- The Cybersecurity and Infrastructure Security Agency warned Tuesday that threat actors are attempting to exploit Unitronics programmable logic controllers that are used in water and wastewater treatment facilities.
- The warning comes days after a reported attack against the Municipal Water Authority of Aliquippa, which provides water treatment to facilities in multiple townships in Pennsylvania.
- The hack was connected to an Iran-linked group called Cyber Av3ngers, according to Check Point Research. The group has targeted critical infrastructure in Israel since the start of the war with Hamas in early October.

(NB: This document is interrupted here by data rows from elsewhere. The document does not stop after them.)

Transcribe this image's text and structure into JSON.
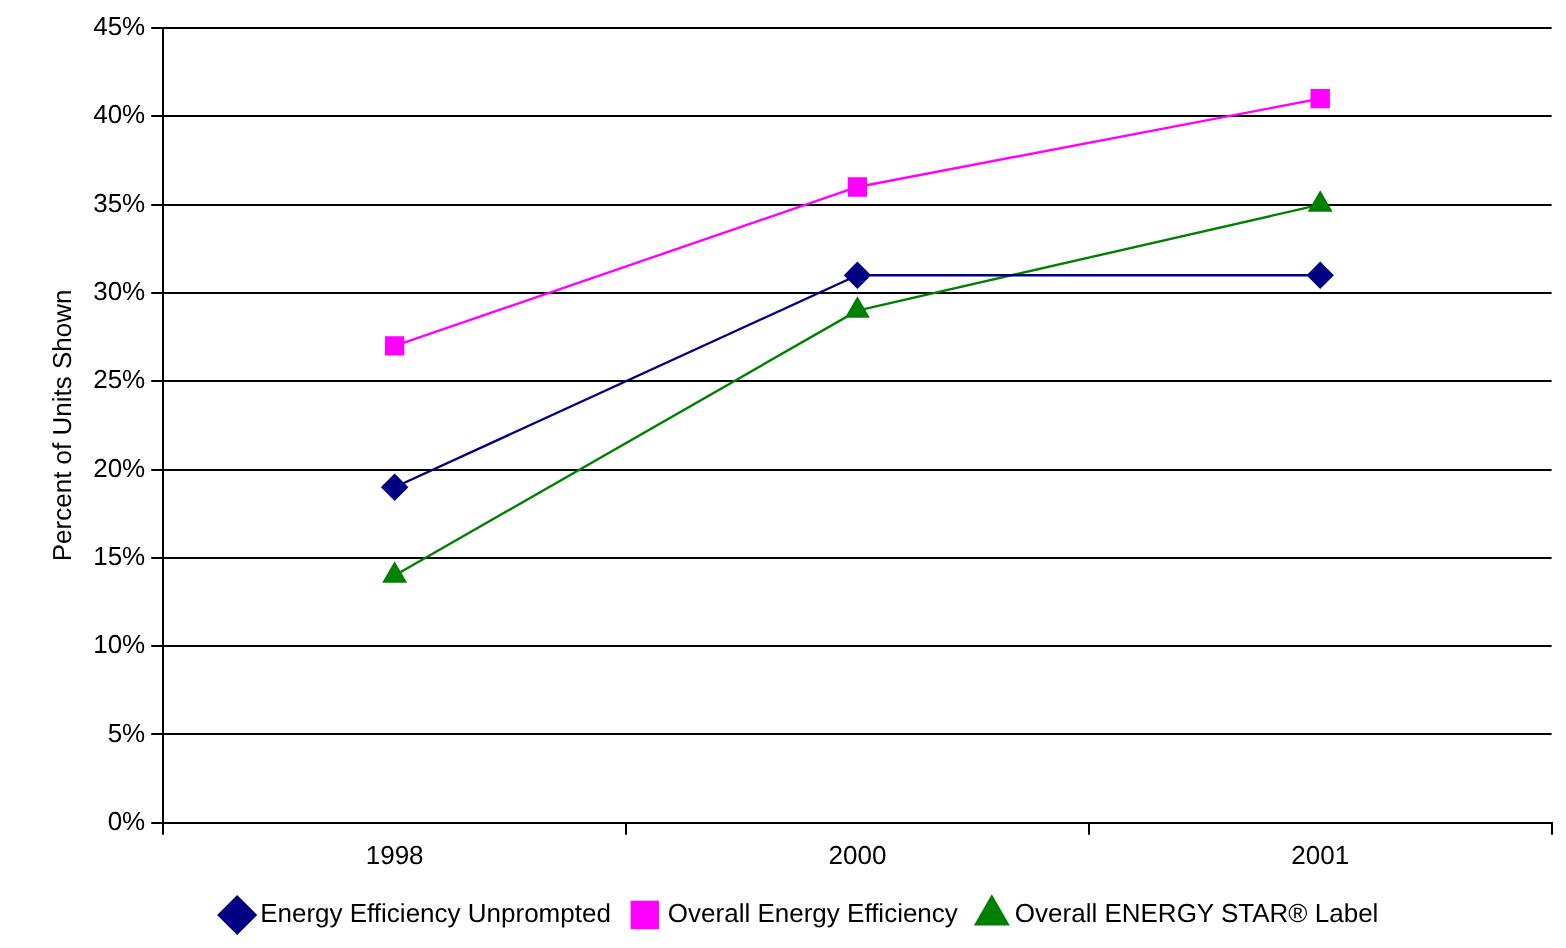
{
  "chart_data": {
    "type": "line",
    "ylabel": "Percent of Units Shown",
    "categories": [
      "1998",
      "2000",
      "2001"
    ],
    "series": [
      {
        "name": "Energy Efficiency Unprompted",
        "color": "#000080",
        "marker": "diamond",
        "values": [
          19,
          31,
          31
        ]
      },
      {
        "name": "Overall Energy Efficiency",
        "color": "#ff00ff",
        "marker": "square",
        "values": [
          27,
          36,
          41
        ]
      },
      {
        "name": "Overall ENERGY STAR® Label",
        "color": "#008000",
        "marker": "triangle",
        "values": [
          14,
          29,
          35
        ]
      }
    ],
    "ylim": [
      0,
      45
    ],
    "yticks": [
      {
        "value": 0,
        "label": "0%"
      },
      {
        "value": 5,
        "label": "5%"
      },
      {
        "value": 10,
        "label": "10%"
      },
      {
        "value": 15,
        "label": "15%"
      },
      {
        "value": 20,
        "label": "20%"
      },
      {
        "value": 25,
        "label": "25%"
      },
      {
        "value": 30,
        "label": "30%"
      },
      {
        "value": 35,
        "label": "35%"
      },
      {
        "value": 40,
        "label": "40%"
      },
      {
        "value": 45,
        "label": "45%"
      }
    ],
    "grid": "y",
    "legend": "bottom"
  }
}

The incident raises the spotlight on a sector that has been the focus of Biden administration efforts to secure critical infrastructure. The attack comes weeks after the Environmental Protection Agency was forced to rescind water system audits after a legal challenge from state officials.
Check Point said the group has exploited Microsoft Exchange vulnerabilities for initial access into systems.

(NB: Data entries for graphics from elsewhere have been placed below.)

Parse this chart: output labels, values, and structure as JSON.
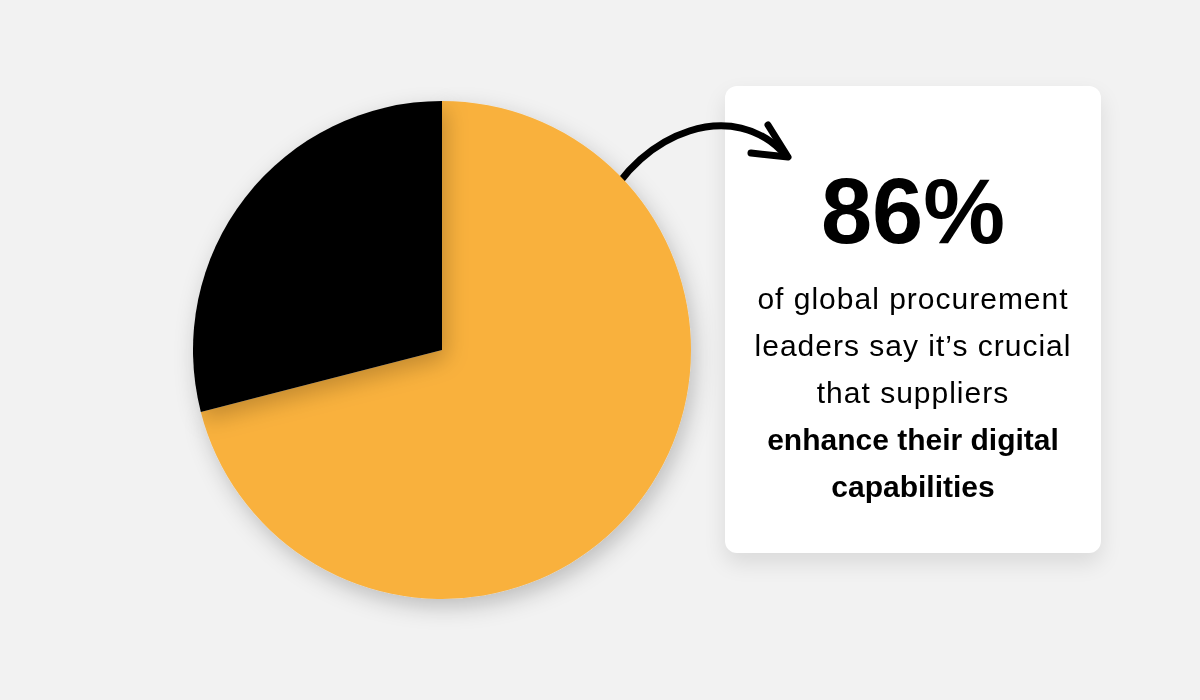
{
  "chart_data": {
    "type": "pie",
    "categories": [
      null,
      null
    ],
    "values": [
      71,
      29
    ],
    "colors": [
      "#f9b13e",
      "#000000"
    ],
    "annotations": [
      "86%",
      "of global procurement leaders say it’s crucial that suppliers",
      "enhance their digital capabilities"
    ]
  }
}
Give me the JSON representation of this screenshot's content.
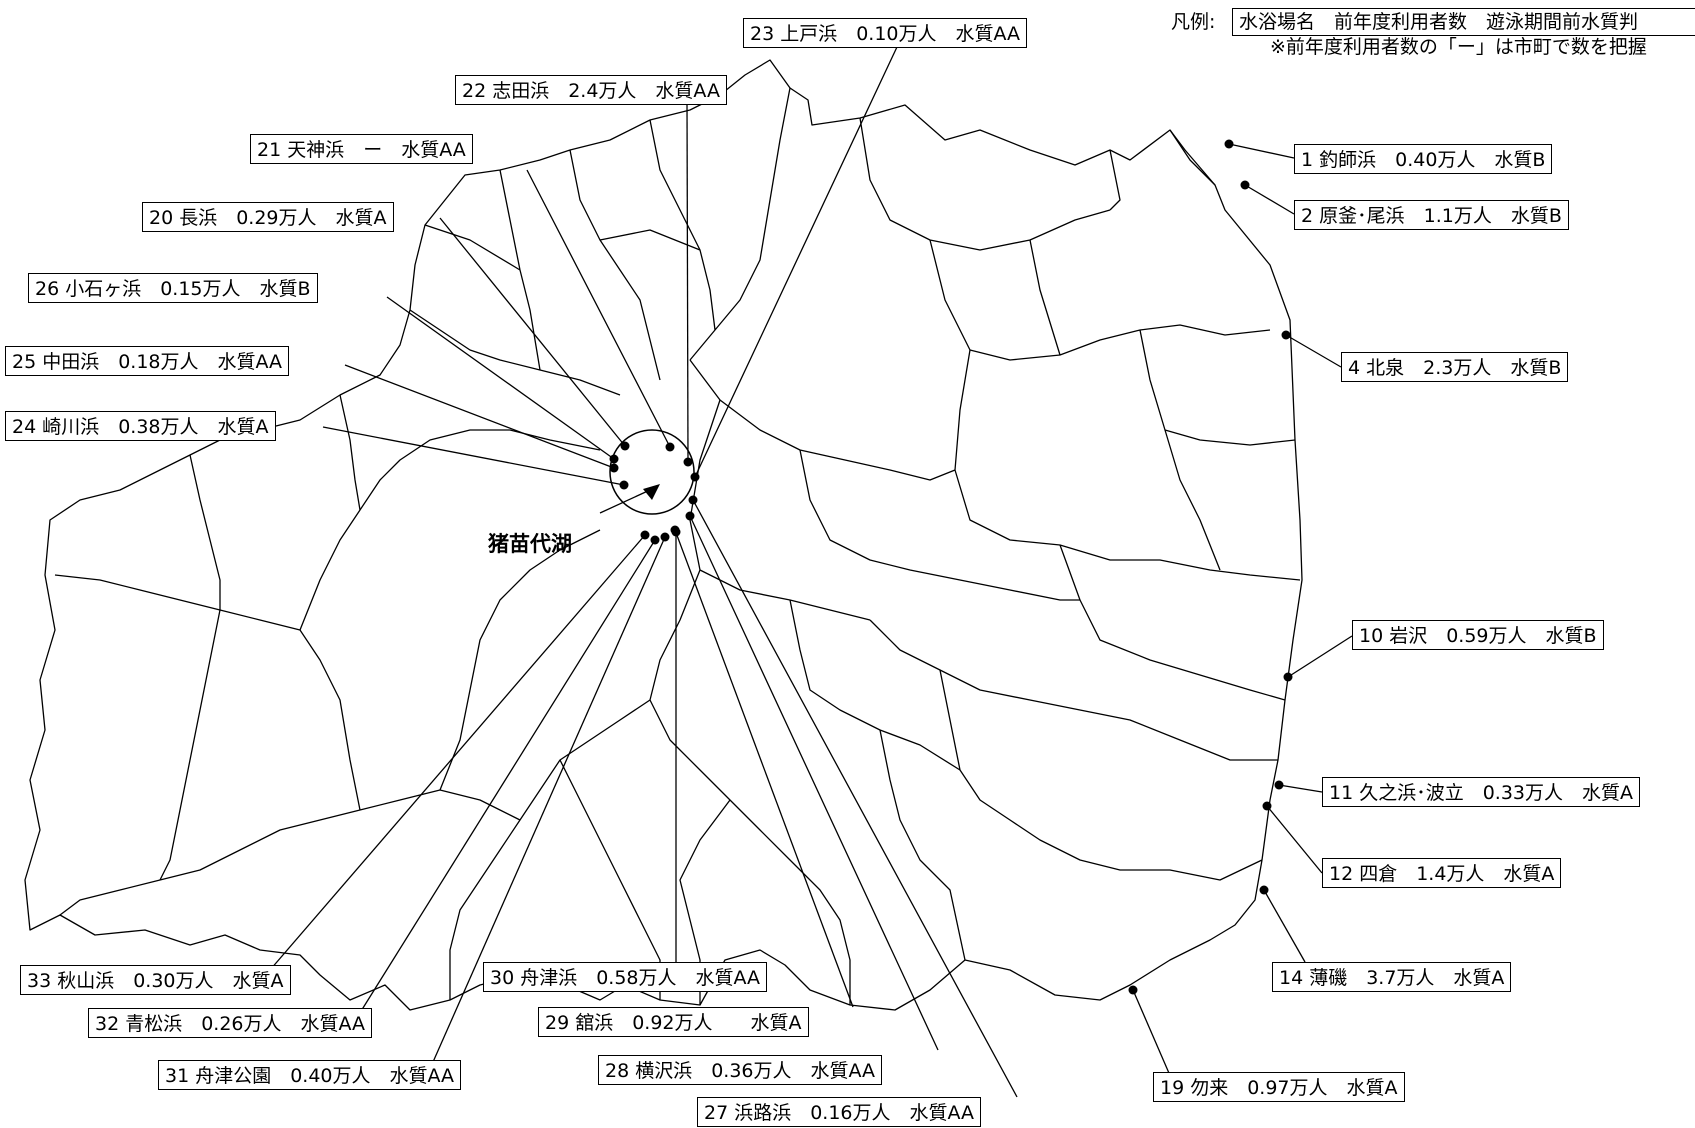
{
  "legend": {
    "prefix": "凡例:",
    "format": "水浴場名　前年度利用者数　遊泳期間前水質判",
    "note": "※前年度利用者数の「ー」は市町で数を把握"
  },
  "lake_label": "猪苗代湖",
  "beaches": [
    {
      "id": "b1",
      "text": "1 釣師浜　0.40万人　水質B"
    },
    {
      "id": "b2",
      "text": "2 原釜･尾浜　1.1万人　水質B"
    },
    {
      "id": "b4",
      "text": "4 北泉　2.3万人　水質B"
    },
    {
      "id": "b10",
      "text": "10 岩沢　0.59万人　水質B"
    },
    {
      "id": "b11",
      "text": "11 久之浜･波立　0.33万人　水質A"
    },
    {
      "id": "b12",
      "text": "12 四倉　1.4万人　水質A"
    },
    {
      "id": "b14",
      "text": "14 薄磯　3.7万人　水質A"
    },
    {
      "id": "b19",
      "text": "19 勿来　0.97万人　水質A"
    },
    {
      "id": "b20",
      "text": "20 長浜　0.29万人　水質A"
    },
    {
      "id": "b21",
      "text": "21 天神浜　ー　水質AA"
    },
    {
      "id": "b22",
      "text": "22 志田浜　2.4万人　水質AA"
    },
    {
      "id": "b23",
      "text": "23 上戸浜　0.10万人　水質AA"
    },
    {
      "id": "b24",
      "text": "24 崎川浜　0.38万人　水質A"
    },
    {
      "id": "b25",
      "text": "25 中田浜　0.18万人　水質AA"
    },
    {
      "id": "b26",
      "text": "26 小石ヶ浜　0.15万人　水質B"
    },
    {
      "id": "b27",
      "text": "27 浜路浜　0.16万人　水質AA"
    },
    {
      "id": "b28",
      "text": "28 横沢浜　0.36万人　水質AA"
    },
    {
      "id": "b29",
      "text": "29 舘浜　0.92万人　　水質A"
    },
    {
      "id": "b30",
      "text": "30 舟津浜　0.58万人　水質AA"
    },
    {
      "id": "b31",
      "text": "31 舟津公園　0.40万人　水質AA"
    },
    {
      "id": "b32",
      "text": "32 青松浜　0.26万人　水質AA"
    },
    {
      "id": "b33",
      "text": "33 秋山浜　0.30万人　水質A"
    }
  ]
}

Federal authorities, including the FBI and Department of Homeland Security have taken the lead on investigating the incident, according to a Pennsylvania State Police spokesperson.
The FBI confirmed it is investigating multiple cyberattacks nationwide.
“The FBI is aware and investigating the various incidents across the country,” a spokesperson said via email. “We will continue to assist impacted organizations.”
The agency is asking anyone who thinks they may have been impacted by these attacks, to file a report with the Internet Crime Complaint Center at www.ic3.gov. The FBI did not specify which other cyber incidents were under investigation.
The Water Information Sharing and Analysis Center on Tuesday issued an advisory regarding the threat to water treatment facilities, noting the group has launched attacks against multiple facilities in Israel.
Officials at Unitronics were not immediately available for comment.
The programmable logic controllers are used to turn off pumps at a pump station to fill tanks and reservoirs, flow the pace chemicals and also gather monthly compliance data, according to CISA.
The hackers are suspected of accessing the device, a Unitronics Vision Series PLC with a human machine interface, by exploiting weaknesses in the system, including poor password security and exposure to the internet, the agency said.
CISA is urging organizations to take several immediate steps:
- Change the default password on the Unitronics PLC device.
- Require multifactor authentication for all access to the OT network.
- Disconnect the PLC from the open internet link. However if remote access is necessary, install a firewall or VPN to control network access.
- Backup the logic and configurations on any Unitronics PLC device.
- If possible, use a TCP port other than the TCP 20256 default port.
Editor's note: This story has been updated to include details on the FBI investigation.